De la búsqueda de un equilibrio entre las necesidades militares y las humanitarias emanan dos grandes principios: el que obliga a distinguir entre la población civil y los combatientes y el de proporcionalidad. Merece la pena recordar ambos. Por un lado, “las partes en conflicto harán distinción en todo momento entre población civil y combatientes (…), y, en consecuencia, dirigirán sus operaciones únicamente contra objetivos militares” (artículo 48 del Protocolo Adicional I de 1977). Sobre el principio de proporcionalidad, la norma requiere tener en cuenta si el ataque o la defensa son excesivos “en relación con la ventaja militar” que se pretende obtener (artículo 51, del mismo Protocolo). El ataque indiscriminado a los asistentes a un festival de música no distingue entre civiles y combatientes ni es proporcional a la ventaja militar que se pretende obtener.
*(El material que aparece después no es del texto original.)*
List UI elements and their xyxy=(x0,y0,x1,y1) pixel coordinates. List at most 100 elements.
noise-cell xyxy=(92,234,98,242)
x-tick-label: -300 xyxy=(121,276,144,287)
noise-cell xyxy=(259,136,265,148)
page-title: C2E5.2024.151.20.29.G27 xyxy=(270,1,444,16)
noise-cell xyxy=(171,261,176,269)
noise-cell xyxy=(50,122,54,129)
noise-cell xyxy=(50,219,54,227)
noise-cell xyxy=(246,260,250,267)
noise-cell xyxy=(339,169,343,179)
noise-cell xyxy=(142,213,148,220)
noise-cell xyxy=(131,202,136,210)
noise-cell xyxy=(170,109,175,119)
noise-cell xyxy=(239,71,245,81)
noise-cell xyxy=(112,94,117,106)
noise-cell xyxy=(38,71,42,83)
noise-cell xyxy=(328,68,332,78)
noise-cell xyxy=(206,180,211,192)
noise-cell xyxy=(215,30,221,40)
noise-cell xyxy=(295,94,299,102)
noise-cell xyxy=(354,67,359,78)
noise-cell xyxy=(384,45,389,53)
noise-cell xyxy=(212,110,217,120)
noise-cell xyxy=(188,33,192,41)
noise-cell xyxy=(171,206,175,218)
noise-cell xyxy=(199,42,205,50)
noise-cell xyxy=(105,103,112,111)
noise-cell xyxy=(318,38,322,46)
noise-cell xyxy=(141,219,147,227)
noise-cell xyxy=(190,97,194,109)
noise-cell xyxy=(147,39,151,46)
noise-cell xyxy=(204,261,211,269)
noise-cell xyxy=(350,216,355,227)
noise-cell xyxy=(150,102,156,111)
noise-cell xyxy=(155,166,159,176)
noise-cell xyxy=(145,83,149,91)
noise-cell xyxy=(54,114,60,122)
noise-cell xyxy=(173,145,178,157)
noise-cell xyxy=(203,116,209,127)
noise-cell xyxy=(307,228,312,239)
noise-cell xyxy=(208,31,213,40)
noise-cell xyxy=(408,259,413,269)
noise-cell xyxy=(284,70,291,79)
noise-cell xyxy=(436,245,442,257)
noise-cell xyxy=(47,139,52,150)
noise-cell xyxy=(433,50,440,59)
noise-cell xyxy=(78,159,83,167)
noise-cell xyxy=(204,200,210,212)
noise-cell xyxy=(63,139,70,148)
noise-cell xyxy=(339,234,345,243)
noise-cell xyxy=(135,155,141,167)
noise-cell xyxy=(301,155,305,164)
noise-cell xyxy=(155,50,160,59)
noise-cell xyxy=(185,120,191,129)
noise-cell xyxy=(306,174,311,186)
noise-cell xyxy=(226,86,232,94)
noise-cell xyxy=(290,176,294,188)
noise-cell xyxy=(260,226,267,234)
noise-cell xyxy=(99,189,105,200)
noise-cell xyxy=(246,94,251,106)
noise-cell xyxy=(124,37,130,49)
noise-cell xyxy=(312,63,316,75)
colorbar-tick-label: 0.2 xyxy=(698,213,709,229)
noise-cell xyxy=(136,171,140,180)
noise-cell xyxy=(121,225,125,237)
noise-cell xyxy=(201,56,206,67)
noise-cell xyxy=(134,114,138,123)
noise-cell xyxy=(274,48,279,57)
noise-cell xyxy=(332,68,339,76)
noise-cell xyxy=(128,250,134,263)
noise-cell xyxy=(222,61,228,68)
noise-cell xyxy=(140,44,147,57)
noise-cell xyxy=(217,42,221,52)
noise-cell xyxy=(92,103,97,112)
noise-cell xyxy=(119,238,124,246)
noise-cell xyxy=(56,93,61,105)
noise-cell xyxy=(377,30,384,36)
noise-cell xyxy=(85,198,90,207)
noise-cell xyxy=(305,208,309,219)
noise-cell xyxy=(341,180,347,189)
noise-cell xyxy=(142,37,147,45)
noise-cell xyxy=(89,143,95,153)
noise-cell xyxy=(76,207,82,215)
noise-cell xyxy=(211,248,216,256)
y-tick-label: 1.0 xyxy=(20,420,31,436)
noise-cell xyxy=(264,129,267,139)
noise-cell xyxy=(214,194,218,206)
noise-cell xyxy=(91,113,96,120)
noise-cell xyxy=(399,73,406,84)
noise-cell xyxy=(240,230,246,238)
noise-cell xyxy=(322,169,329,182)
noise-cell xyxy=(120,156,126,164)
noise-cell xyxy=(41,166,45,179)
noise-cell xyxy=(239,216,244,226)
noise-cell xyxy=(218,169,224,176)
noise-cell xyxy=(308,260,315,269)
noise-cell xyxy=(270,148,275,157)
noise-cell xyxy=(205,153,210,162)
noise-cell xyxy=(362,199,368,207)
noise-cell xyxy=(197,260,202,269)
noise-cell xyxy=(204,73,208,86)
Tampoco lo es la decisión de cortar el agua, el gas y la electricidad a toda una población civil. Ni la decisión de negarle el acceso a la alimentación y a los servicios sanitarios.
Privar de ayuda a la población civil y poner en riesgo el acceso de actores humanitarios a las zonas en conflicto es instrumentalizarlos y contravenir otros principios fundacionales de las normas humanitarias. La ayuda humanitaria no es ni un arma de guerra ni un medio de negociación política y facilitar su acceso es una obligación. Lo dice el artículo 23 del Cuarto Convenio deGinebra: cada parte contratante “autorizará el libre paso de todo envío de medicamentos y de material sanitario (…) destinados únicamente a la población civil de otra parte contratante, aunque sea enemiga. Permitirá, asimismo, el libre paso de todo envío de víveres indispensables”.
Tan ilegítima es la respuesta de Hamás a décadas de ocupación como la de Israel al ataque terrorista. Las opciones de que cese el conflicto son remotas. Mientras, la alternativa es un golpe permanente al derecho internacional humanitario.